In an important judgment, recently the Gujarat high court held that the custody of a minor chind cannot be denied to the mother merely because she is working mother. This judgment was delivered by a bench of Justices M.R. Shah and A.S. Supehia of Gujarat high court in the case of Faruq Ibrahimbhai Mulla v. Karishmabanu Anwar Hussain Qureshi [First Appeal No. 1876 of 2016, decided on September 30, 2016].
The custody of the minor son namely Rehan was with the mother. The appellant husband (father of the minor child) was working as an Associated Professor in Pramukh Swami Medical College in Pathology Department and the respondent wife (mother of the minor child) was working as Engineer SD Senior in Institute for Plasma Research situated at Gandhinagar.
It was submitted by the husband (father of minor child) that the respondent mother is a working woman and for morning to evening she will be busy with her work and therefore, she will not be able to devote more time for the welfare of the minor son.

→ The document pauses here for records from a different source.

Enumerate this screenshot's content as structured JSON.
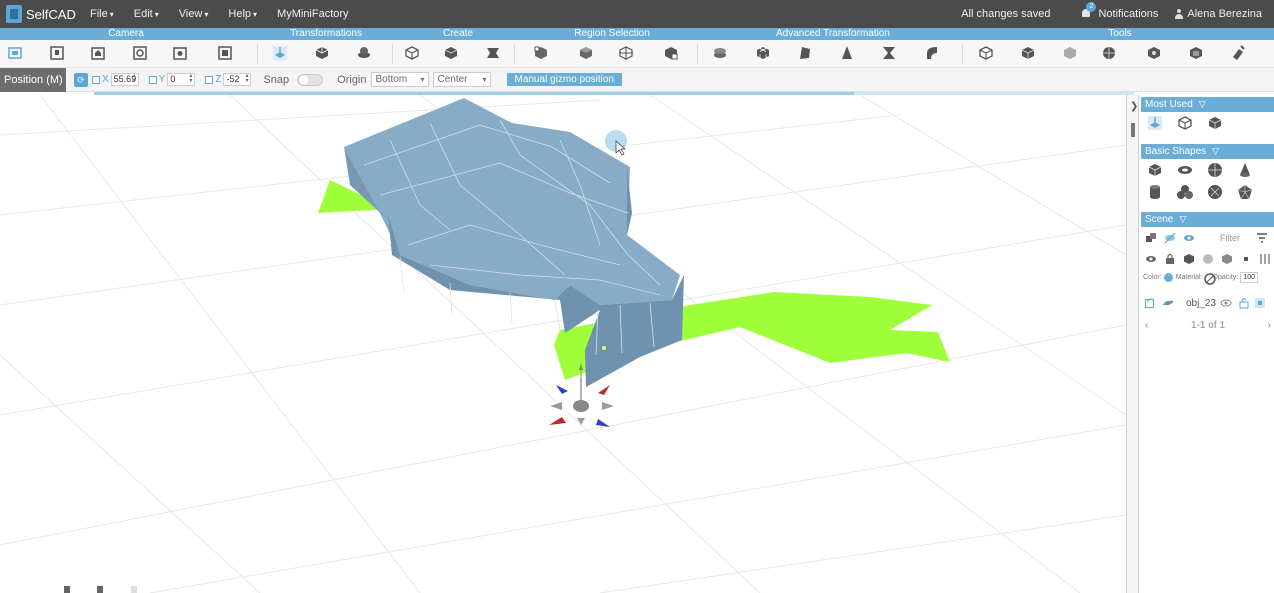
{
  "app": {
    "name": "SelfCAD"
  },
  "menu": [
    {
      "label": "File",
      "caret": true
    },
    {
      "label": "Edit",
      "caret": true
    },
    {
      "label": "View",
      "caret": true
    },
    {
      "label": "Help",
      "caret": true
    },
    {
      "label": "MyMiniFactory",
      "caret": false
    }
  ],
  "status": {
    "saved": "All changes saved",
    "notifications_label": "Notifications",
    "notifications_count": "2",
    "user_name": "Alena Berezina"
  },
  "categories": [
    "Camera",
    "Transformations",
    "Create",
    "Region Selection",
    "Advanced Transformation",
    "Tools"
  ],
  "options": {
    "mode_label": "Position (M)",
    "x_label": "X",
    "x_value": "55.69",
    "y_label": "Y",
    "y_value": "0",
    "z_label": "Z",
    "z_value": "-52",
    "snap_label": "Snap",
    "origin_label": "Origin",
    "origin_vertical": "Bottom",
    "origin_horizontal": "Center",
    "manual_gizmo_label": "Manual gizmo position"
  },
  "sidebar": {
    "most_used_title": "Most Used",
    "basic_shapes_title": "Basic Shapes",
    "scene_title": "Scene",
    "filter_placeholder": "Filter",
    "color_label": "Color:",
    "material_label": "Material:",
    "opacity_label": "Opacity:",
    "opacity_value": "100",
    "object_name": "obj_23",
    "pager_text": "1-1 of 1"
  },
  "colors": {
    "accent": "#6aaed8",
    "menubar": "#4b4b4b",
    "shadow": "#9eff3a",
    "model_top": "#88abc6",
    "model_side": "#6f92ae"
  }
}
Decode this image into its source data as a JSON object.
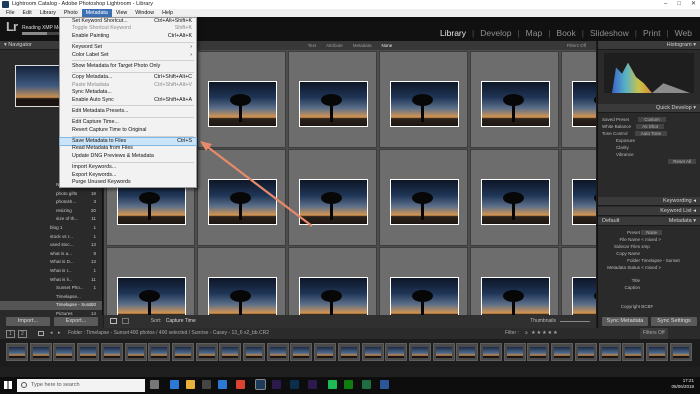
{
  "window": {
    "title": "Lightroom Catalog - Adobe Photoshop Lightroom - Library",
    "controls": [
      "–",
      "□",
      "✕"
    ]
  },
  "menubar": [
    "File",
    "Edit",
    "Library",
    "Photo",
    "Metadata",
    "View",
    "Window",
    "Help"
  ],
  "identity": {
    "logo": "Lr",
    "status": "Reading XMP Metadata",
    "progress": 0.55,
    "modules": [
      "Library",
      "Develop",
      "Map",
      "Book",
      "Slideshow",
      "Print",
      "Web"
    ],
    "active_module": "Library"
  },
  "left_panel": {
    "navigator_label": "Navigator",
    "folders": [
      {
        "name": "NO FINISH...",
        "count": "37"
      },
      {
        "name": "photo gifts",
        "count": "18"
      },
      {
        "name": "photosh...",
        "count": "3"
      },
      {
        "name": "resizing",
        "count": "20"
      },
      {
        "name": "size of th...",
        "count": "11"
      },
      {
        "name": "blog 1",
        "count": "1"
      },
      {
        "name": "stock vs r...",
        "count": "1"
      },
      {
        "name": "used stoc...",
        "count": "13"
      },
      {
        "name": "what is a...",
        "count": "8"
      },
      {
        "name": "What is D...",
        "count": "13"
      },
      {
        "name": "What is I...",
        "count": "1"
      },
      {
        "name": "What is li...",
        "count": "11"
      },
      {
        "name": "Sunset Pho...",
        "count": "1"
      },
      {
        "name": "Timelapse...",
        "count": ""
      },
      {
        "name": "Timelapse - Sun...",
        "count": "400"
      },
      {
        "name": "Pictures",
        "count": "14"
      },
      {
        "name": "2019",
        "count": "0"
      }
    ],
    "import_label": "Import...",
    "export_label": "Export..."
  },
  "filter_bar": [
    "Text",
    "Attribute",
    "Metadata",
    "None"
  ],
  "filter_status": "Filters Off",
  "toolbar": {
    "sort_label": "Sort:",
    "sort_value": "Capture Time",
    "thumbnails_label": "Thumbnails"
  },
  "right_panel": {
    "histogram_label": "Histogram",
    "quick_develop_label": "Quick Develop",
    "saved_preset_label": "Saved Preset",
    "saved_preset_value": "Custom",
    "white_balance_label": "White Balance",
    "white_balance_value": "As Shot",
    "tone_control_label": "Tone Control",
    "tone_control_value": "Auto Tone",
    "exposure_label": "Exposure",
    "clarity_label": "Clarity",
    "vibrance_label": "Vibrance",
    "reset_all_label": "Reset All",
    "keywording_label": "Keywording",
    "keyword_list_label": "Keyword List",
    "metadata_label": "Metadata",
    "metadata_default": "Default",
    "preset_label": "Preset",
    "preset_value": "None",
    "file_name_label": "File Name",
    "file_name_value": "< mixed >",
    "sidecar_label": "Sidecar Files",
    "sidecar_value": "xmp",
    "copy_name_label": "Copy Name",
    "folder_label": "Folder",
    "folder_value": "Timelapse - Sunset",
    "status_label": "Metadata Status",
    "status_value": "< mixed >",
    "title_label": "Title",
    "caption_label": "Caption",
    "copyright_label": "Copyright",
    "copyright_value": "BCBF",
    "sync_metadata": "Sync Metadata",
    "sync_settings": "Sync Settings"
  },
  "filmstrip_header": {
    "views": [
      "1",
      "2"
    ],
    "folder_path": "Folder : Timelapse - Sunset",
    "count_text": "400 photos / 400 selected / Sunrise - Casey - 13_6 x2_bb.CR2",
    "filter_label": "Filter :",
    "filter_value": "Filters Off"
  },
  "metadata_menu": {
    "items": [
      {
        "label": "Set Keyword Shortcut...",
        "shortcut": "Ctrl+Alt+Shift+K",
        "disabled": false
      },
      {
        "label": "Toggle Shortcut Keyword",
        "shortcut": "Shift+K",
        "disabled": true
      },
      {
        "label": "Enable Painting",
        "shortcut": "Ctrl+Alt+K",
        "disabled": false
      },
      {
        "sep": true
      },
      {
        "label": "Keyword Set",
        "shortcut": "›",
        "disabled": false
      },
      {
        "label": "Color Label Set",
        "shortcut": "›",
        "disabled": false
      },
      {
        "sep": true
      },
      {
        "label": "Show Metadata for Target Photo Only",
        "shortcut": "",
        "disabled": false
      },
      {
        "sep": true
      },
      {
        "label": "Copy Metadata...",
        "shortcut": "Ctrl+Shift+Alt+C",
        "disabled": false
      },
      {
        "label": "Paste Metadata",
        "shortcut": "Ctrl+Shift+Alt+V",
        "disabled": true
      },
      {
        "label": "Sync Metadata...",
        "shortcut": "",
        "disabled": false
      },
      {
        "label": "Enable Auto Sync",
        "shortcut": "Ctrl+Shift+Alt+A",
        "disabled": false
      },
      {
        "sep": true
      },
      {
        "label": "Edit Metadata Presets...",
        "shortcut": "",
        "disabled": false
      },
      {
        "sep": true
      },
      {
        "label": "Edit Capture Time...",
        "shortcut": "",
        "disabled": false
      },
      {
        "label": "Revert Capture Time to Original",
        "shortcut": "",
        "disabled": false
      },
      {
        "sep": true
      },
      {
        "label": "Save Metadata to Files",
        "shortcut": "Ctrl+S",
        "disabled": false,
        "highlight": true
      },
      {
        "label": "Read Metadata from Files",
        "shortcut": "",
        "disabled": false
      },
      {
        "label": "Update DNG Previews & Metadata",
        "shortcut": "",
        "disabled": false
      },
      {
        "sep": true
      },
      {
        "label": "Import Keywords...",
        "shortcut": "",
        "disabled": false
      },
      {
        "label": "Export Keywords...",
        "shortcut": "",
        "disabled": false
      },
      {
        "label": "Purge Unused Keywords",
        "shortcut": "",
        "disabled": false
      }
    ]
  },
  "taskbar": {
    "search_placeholder": "Type here to search",
    "time": "17:21",
    "date": "05/06/2018"
  },
  "colors": {
    "annotation_arrow": "#e88a6a",
    "menu_highlight": "#cce4f7",
    "accent": "#3d6fb5"
  }
}
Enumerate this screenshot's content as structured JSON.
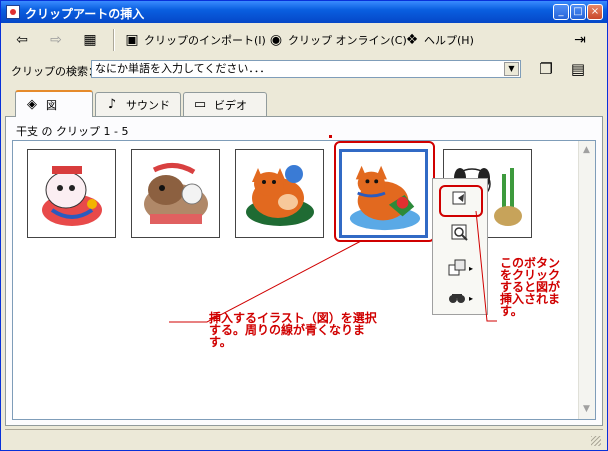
{
  "window": {
    "title": "クリップアートの挿入"
  },
  "titlebar_buttons": {
    "minimize": "_",
    "maximize": "□",
    "close": "×"
  },
  "toolbar": {
    "back_glyph": "⇦",
    "forward_glyph": "⇨",
    "grid_glyph": "▦",
    "import_label": "クリップのインポート(I)",
    "online_label": "クリップ オンライン(C)",
    "help_label": "ヘルプ(H)",
    "pin_glyph": "⇥"
  },
  "search": {
    "label": "クリップの検索：",
    "placeholder": "なにか単語を入力してください．．．",
    "dropdown_glyph": "▼"
  },
  "tabs": [
    {
      "label": "図",
      "glyph": "◈"
    },
    {
      "label": "サウンド",
      "glyph": "♪"
    },
    {
      "label": "ビデオ",
      "glyph": "▭"
    }
  ],
  "gallery": {
    "caption": "干支 の クリップ 1 - 5",
    "clips": [
      {
        "icon": "dog-figure-icon"
      },
      {
        "icon": "dog-charm-icon"
      },
      {
        "icon": "fox-figure-icon"
      },
      {
        "icon": "fox-figure-selected-icon"
      },
      {
        "icon": "dog-kadomatsu-icon"
      }
    ],
    "scroll_up": "▲",
    "scroll_down": "▼"
  },
  "popup": {
    "insert_icon": "insert-clip-icon",
    "preview_icon": "preview-icon",
    "copy_icon": "copy-icon",
    "find_icon": "find-similar-icon",
    "submenu_arrow": "▸"
  },
  "annotations": {
    "left": [
      "挿入するイラスト（図）を選択",
      "する。周りの線が青くなりま",
      "す。"
    ],
    "right": [
      "このボタン",
      "をクリック",
      "すると図が",
      "挿入されま",
      "す。"
    ]
  },
  "colors": {
    "titlebar": "#0a5fe0",
    "selection": "#316ac5",
    "annotation": "#d00000"
  }
}
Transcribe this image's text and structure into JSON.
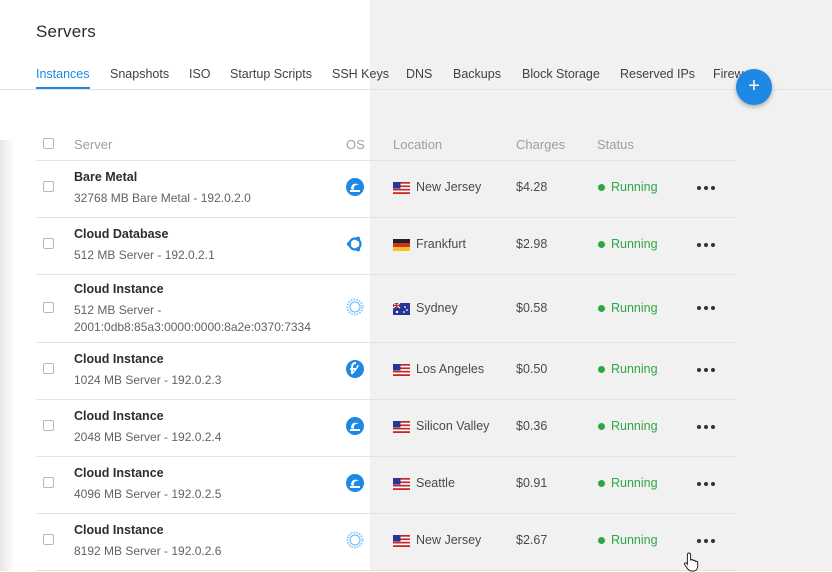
{
  "page": {
    "title": "Servers"
  },
  "tabs": [
    {
      "label": "Instances",
      "active": true
    },
    {
      "label": "Snapshots"
    },
    {
      "label": "ISO"
    },
    {
      "label": "Startup Scripts"
    },
    {
      "label": "SSH Keys"
    },
    {
      "label": "DNS"
    },
    {
      "label": "Backups"
    },
    {
      "label": "Block Storage"
    },
    {
      "label": "Reserved IPs"
    },
    {
      "label": "Firew"
    }
  ],
  "fab": {
    "label": "+",
    "icon": "plus-icon"
  },
  "table": {
    "headers": {
      "server": "Server",
      "os": "OS",
      "location": "Location",
      "charges": "Charges",
      "status": "Status"
    },
    "rows": [
      {
        "name": "Bare Metal",
        "desc": "32768 MB Bare Metal - 192.0.2.0",
        "os_icon": "debian-icon",
        "location": "New Jersey",
        "flag": "us-flag-icon",
        "charges": "$4.28",
        "status": "Running"
      },
      {
        "name": "Cloud Database",
        "desc": "512 MB Server - 192.0.2.1",
        "os_icon": "ubuntu-icon",
        "location": "Frankfurt",
        "flag": "de-flag-icon",
        "charges": "$2.98",
        "status": "Running"
      },
      {
        "name": "Cloud Instance",
        "desc": "512 MB Server - 2001:0db8:85a3:0000:0000:8a2e:0370:7334",
        "os_icon": "gear-os-icon",
        "location": "Sydney",
        "flag": "au-flag-icon",
        "charges": "$0.58",
        "status": "Running"
      },
      {
        "name": "Cloud Instance",
        "desc": "1024 MB Server - 192.0.2.3",
        "os_icon": "fedora-icon",
        "location": "Los Angeles",
        "flag": "us-flag-icon",
        "charges": "$0.50",
        "status": "Running"
      },
      {
        "name": "Cloud Instance",
        "desc": "2048 MB Server - 192.0.2.4",
        "os_icon": "debian-icon",
        "location": "Silicon Valley",
        "flag": "us-flag-icon",
        "charges": "$0.36",
        "status": "Running"
      },
      {
        "name": "Cloud Instance",
        "desc": "4096 MB Server - 192.0.2.5",
        "os_icon": "debian-icon",
        "location": "Seattle",
        "flag": "us-flag-icon",
        "charges": "$0.91",
        "status": "Running"
      },
      {
        "name": "Cloud Instance",
        "desc": "8192 MB Server - 192.0.2.6",
        "os_icon": "gear-os-icon",
        "location": "New Jersey",
        "flag": "us-flag-icon",
        "charges": "$2.67",
        "status": "Running"
      }
    ]
  },
  "colors": {
    "accent": "#1e88e5",
    "running": "#2fa742"
  }
}
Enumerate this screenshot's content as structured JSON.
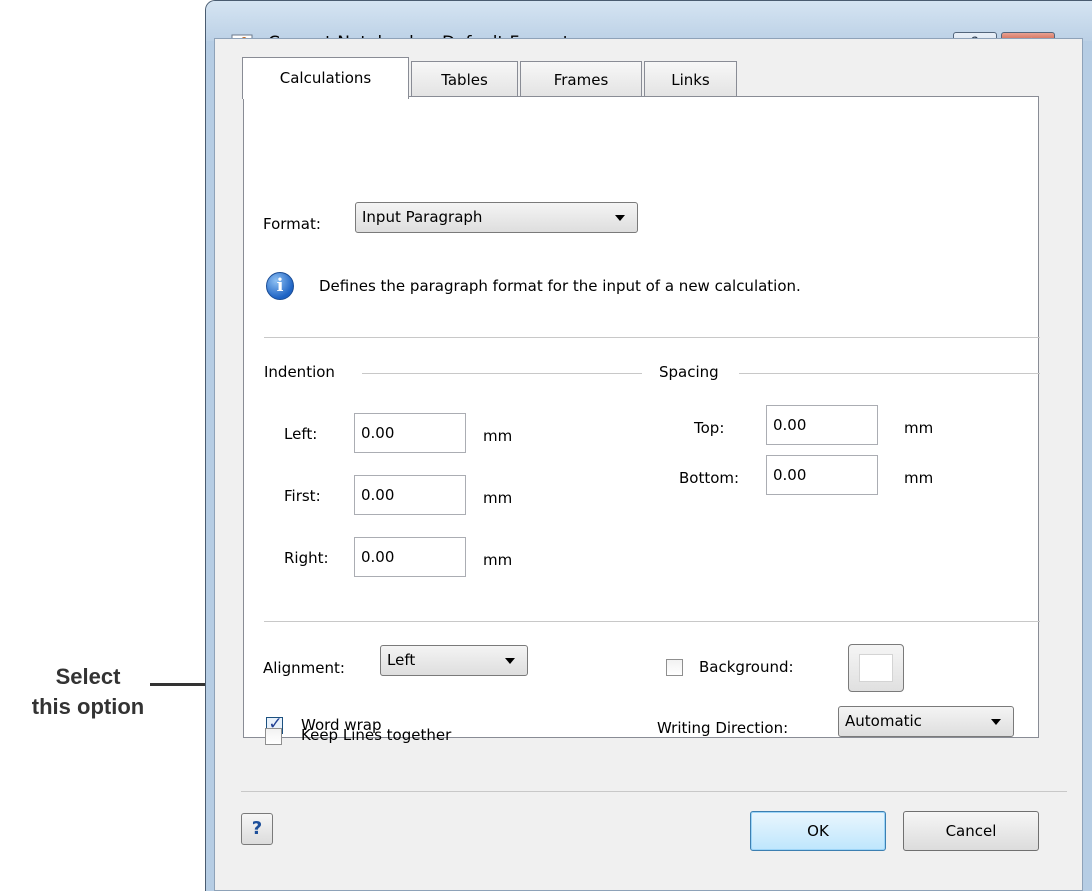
{
  "callout": {
    "line1": "Select",
    "line2": "this option"
  },
  "window": {
    "title": "Current Notebook -- Default Formats",
    "help_glyph": "?",
    "close_glyph": "✕"
  },
  "tabs": [
    {
      "label": "Calculations",
      "active": true
    },
    {
      "label": "Tables",
      "active": false
    },
    {
      "label": "Frames",
      "active": false
    },
    {
      "label": "Links",
      "active": false
    }
  ],
  "format": {
    "label": "Format:",
    "value": "Input Paragraph",
    "description": "Defines the paragraph format for the input of a new calculation."
  },
  "indention": {
    "heading": "Indention",
    "left": {
      "label": "Left:",
      "value": "0.00",
      "unit": "mm"
    },
    "first": {
      "label": "First:",
      "value": "0.00",
      "unit": "mm"
    },
    "right": {
      "label": "Right:",
      "value": "0.00",
      "unit": "mm"
    }
  },
  "spacing": {
    "heading": "Spacing",
    "top": {
      "label": "Top:",
      "value": "0.00",
      "unit": "mm"
    },
    "bottom": {
      "label": "Bottom:",
      "value": "0.00",
      "unit": "mm"
    }
  },
  "alignment": {
    "label": "Alignment:",
    "value": "Left"
  },
  "background": {
    "label": "Background:",
    "checked": false,
    "color": "#ffffff"
  },
  "word_wrap": {
    "label": "Word wrap",
    "checked": true,
    "check_glyph": "✓"
  },
  "keep_lines": {
    "label": "Keep Lines together",
    "checked": false
  },
  "writing_direction": {
    "label": "Writing Direction:",
    "value": "Automatic"
  },
  "buttons": {
    "ok": "OK",
    "cancel": "Cancel",
    "context_help_glyph": "?"
  },
  "colors": {
    "titlebar": "#bcd1e6",
    "close_button": "#c4482f",
    "info_icon": "#1e63c4"
  }
}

It was submitted that even other family members of the respondent, namely brother and sisters of the respondent mother are also not in a position to devote more time for the welfare of the minor son Rehan, as they are either doctor or serving. It is submitted that even the parents of the respondent mother are also old aged and they would also not be in a position to take proper care of the minor Rehan. It was submitted that when the appellant is well educated father and financially more sound than the respondent mother, and being the natural guardian of the child under Section 25 of the Guardian and Wards act, 1890, he will be able to take better care of the minor son Rehan and therefore, it will be in the larger interest of the minor Rehan that the permanent custody of the minor Rehan to the appellant father.
On the other hand, it was submitted by the respondent mother that on appreciation of evidence and even recording the statement of minor son Rehan and after ascertaining the wish of the minor son Rehan, the learned Family Court had given specific finding that it would be in the larger interest and welfare of the minor son Rehan if the custody of the minor son was continued with the respondent mother. It was further submitted that there is a specific finding recorded by the learned Family Court that except payment of Rs. 10,000/- per month towards maintenance that too pursuant to the order passed by the competent court, the appellant father at no point of time has taken care of the minor son. It was submitted that as such the respondent mother is taking care of the minor son Rehan on the field of education as well as on other extra curriculum activities. It was submitted that as such the respondent being a mother, she will be in a position to take proper care of the minor child than the appellant father.
In this regard, the high court held as under:
“So far as the case of the appellant father to give him permanent custody of the minor to him is concerned, it is required to be noted that both, the appellant father and respondent mother are working. The appellant is serving as an Associated Professor in Pramukh Swami Medical College in Pathology Department and respondent mother is serving as an Engineer SD Senior in Institute for Plasma Research situated at Gandhinagar. Therefore, the submission on behalf of the appellant husband that the respondent mother is working woman – mother, and therefore, she will not be in a position to spare time for the welfare of the minor child is concerned, the same has no substance and even the same could be applicable to the appellant also. In any case, on appreciation of evidence it has come on record that despite the fact that the respondent mother is serving as an Engineer SD Senior in Institute for Plasma Research situated at Gandhinagar she is taking care of the minor child. Merely because the respondent mother is serving, it cannot be assumed and/or presumed that she is not able to take care of the minor child. In these days, so many mothers are working and still they are taking care of the children. Therefore, merely because the respondent mother is working it cannot be presumed and/or presumed that she will not be in a position to take proper care of the minor child. If the aforesaid is considered, in that case when every father is serving it can be argued that as father is serving he will not be in a position to take proper care of the minor child. Under the circumstances, the submission on behalf of the appellant father that the respondent mother is serving and therefore, she will not be in a position to take proper care of the minor, has no substance.”
The high court further observed that:
“In the present case, both, the appellant father and respondent mother are well educated and serving. On appreciation of evidence and considering the fact that even the minor child is studying in a very reputed educational institute namely Mahatma Gandhi International School affiliated with Cambridge University and even the respondent mother is taking extra care in other outdoor activities also. Under the circumstances, when on appreciation of evidence the learned Family Court has specifically observed that paramount interest of the minor child would be to continue the custody of the child with the mother and thereafter when the learned Family Court has refused to grant permanent custody of the minor son Rehan to the appellant herein, it cannot be said that the learned Family Court has committed any error which calls for interference of this Court in exercise of appellate jurisdiction. It cannot be disputed that while considering the issue of custody of the minor child the paramount consideration is the welfare of the minor children which in the present case would be to continue the custody of the minor with the respondent mother.”
In view of these reasons, the high court refused to interfere with the order passed by the Family Court vide which the custody of the minor child was given to the mother, even though she was working.